Many of our visitors have been sending us e-mails regarding works which they believed are genuine paintings or watercolours.
We have received on many occasions pictures of works that were simply reproductions.
In order to help art lovers to determine whether a painting or a watercolour is genuine or not we advise them to proceed as follows :
1) The surface. If someones believes to be in possesion of an authentic painting, the first step is to rub the surface of the work with one's fingers. If the surface has some thickness with rugged paint reliefs, that one is almost sure to be in the presence of a painting. There are however printing techniques, designed at the start of the 20th Century in Germany (Oleodruck), enabling to reproduce a painting with such reliefs but the canvas supporting the work would often look new. All the more there would be no trace of brush on these reproductions of very little value. However, new techniques have been designed in the 1950's by which a reproduction would show a thick surface with brushstrokes. These reproductions are often produced with the help of a photography on which paint would have been added by hand or mechanicalwise.
2) Regarding a watercolour, the surface of the paper should have some grain and not be glossy and flat. In addition, the best way to determine whether the work is a watercolour or gouache is to wet the tip of a small cotton ball and to apply it gently on a patch of colour. Some colour would then appear on that tip, suggesting that it is a genuine work.
3) Still, some reproductions are heightened with watercolour or gouache. So it seems essential to use a magnifying glass to detect crayon lines or a sketch underneath the watercolour. If regular dots are seen, then the work might simply be a print heightened with colours.
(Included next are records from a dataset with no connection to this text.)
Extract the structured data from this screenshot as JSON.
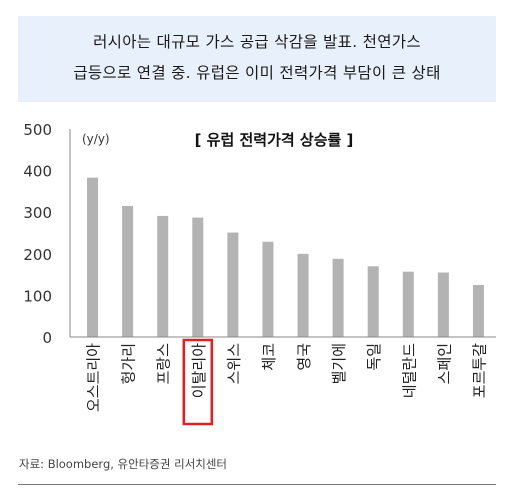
{
  "banner": {
    "line1": "러시아는 대규모 가스 공급 삭감을 발표. 천연가스",
    "line2": "급등으로 연결 중. 유럽은 이미 전력가격 부담이 큰 상태"
  },
  "chart_data": {
    "type": "bar",
    "title": "[ 유럽 전력가격 상승률 ]",
    "unit_label": "(y/y)",
    "categories": [
      "오스트리아",
      "헝가리",
      "프랑스",
      "이탈리아",
      "스위스",
      "체코",
      "영국",
      "벨기에",
      "독일",
      "네덜란드",
      "스페인",
      "포르투갈"
    ],
    "values": [
      383,
      315,
      291,
      287,
      251,
      229,
      200,
      188,
      170,
      157,
      155,
      125
    ],
    "ylim": [
      0,
      500
    ],
    "yticks": [
      0,
      100,
      200,
      300,
      400,
      500
    ],
    "grid": false,
    "bar_color": "#b3b3b3",
    "highlight_category": "이탈리아",
    "highlight_color": "#e02020"
  },
  "source": "자료: Bloomberg, 유안타증권 리서치센터"
}
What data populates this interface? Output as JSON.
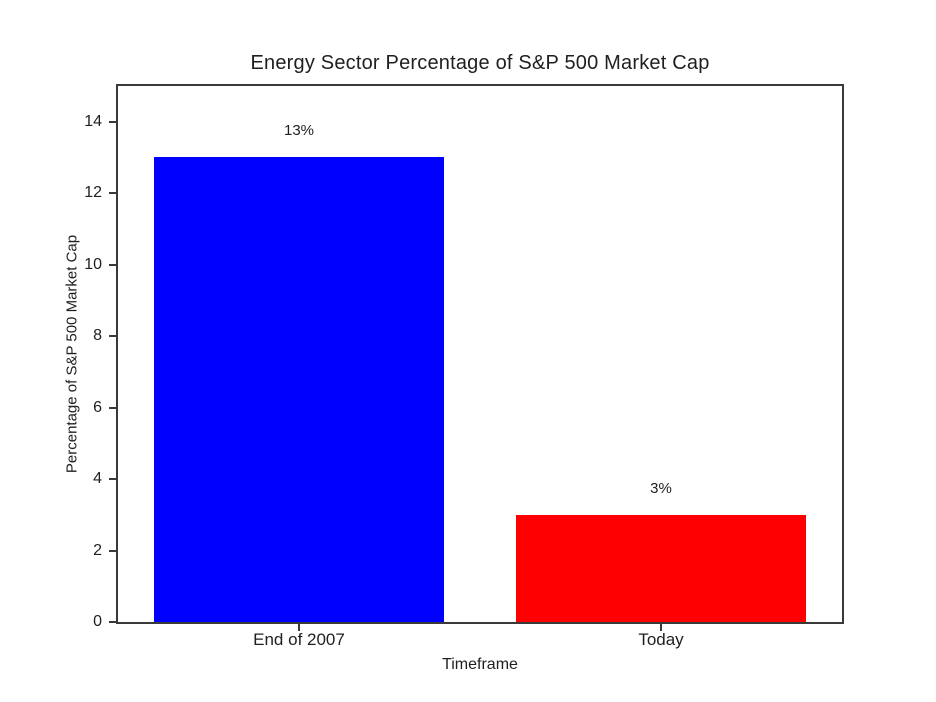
{
  "chart_data": {
    "type": "bar",
    "title": "Energy Sector Percentage of S&P 500 Market Cap",
    "categories": [
      "End of 2007",
      "Today"
    ],
    "values": [
      13,
      3
    ],
    "bar_labels": [
      "13%",
      "3%"
    ],
    "bar_colors": [
      "#0000ff",
      "#ff0000"
    ],
    "xlabel": "Timeframe",
    "ylabel": "Percentage of S&P 500 Market Cap",
    "ylim": [
      0,
      15
    ],
    "xlim": [
      -0.5,
      1.5
    ],
    "bar_width": 0.8,
    "yticks": [
      0,
      2,
      4,
      6,
      8,
      10,
      12,
      14
    ],
    "grid": false,
    "legend": "none",
    "text_color": "#1f1f1f",
    "spine_color": "#3a3a3a",
    "background": "#ffffff"
  }
}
4) If there is a printed copyright mention on the lower left or right side of the work, then this is surely a print. If there is a signature in crayon or watercolour, then the work would probably be genuine.
5) Lithographies and prints. Usually a screen made of dots can be seen through a magnifying glass with grain traces like sand on the surface. In addition, very small spots of ink or smudges can be detected on the surface whereas some lines are so thin that no stroke of a pen could make them. Many prints bear the mark of the press all along their edges and seem to form a hollow surface like a kind of intaglio engraving. Not all engravings, like wood cuts and etchings, have a hollow surface but one can see clearly printed lines on the surface or even feel them when caressing an etching. There have been also prints heightened with watercolours which were quite deceiting and really looking like hand-made works where printed dots could not be detected. Offset and serigraphic prints are usually totally flat. Serigraphic works by Andy Warhol were in fact photomechanical processes whereby an image was reproduced in a limited edition on a silk screen with the addition of acrylic colours of different tones which may look like paintings in the eyes of non-professionals.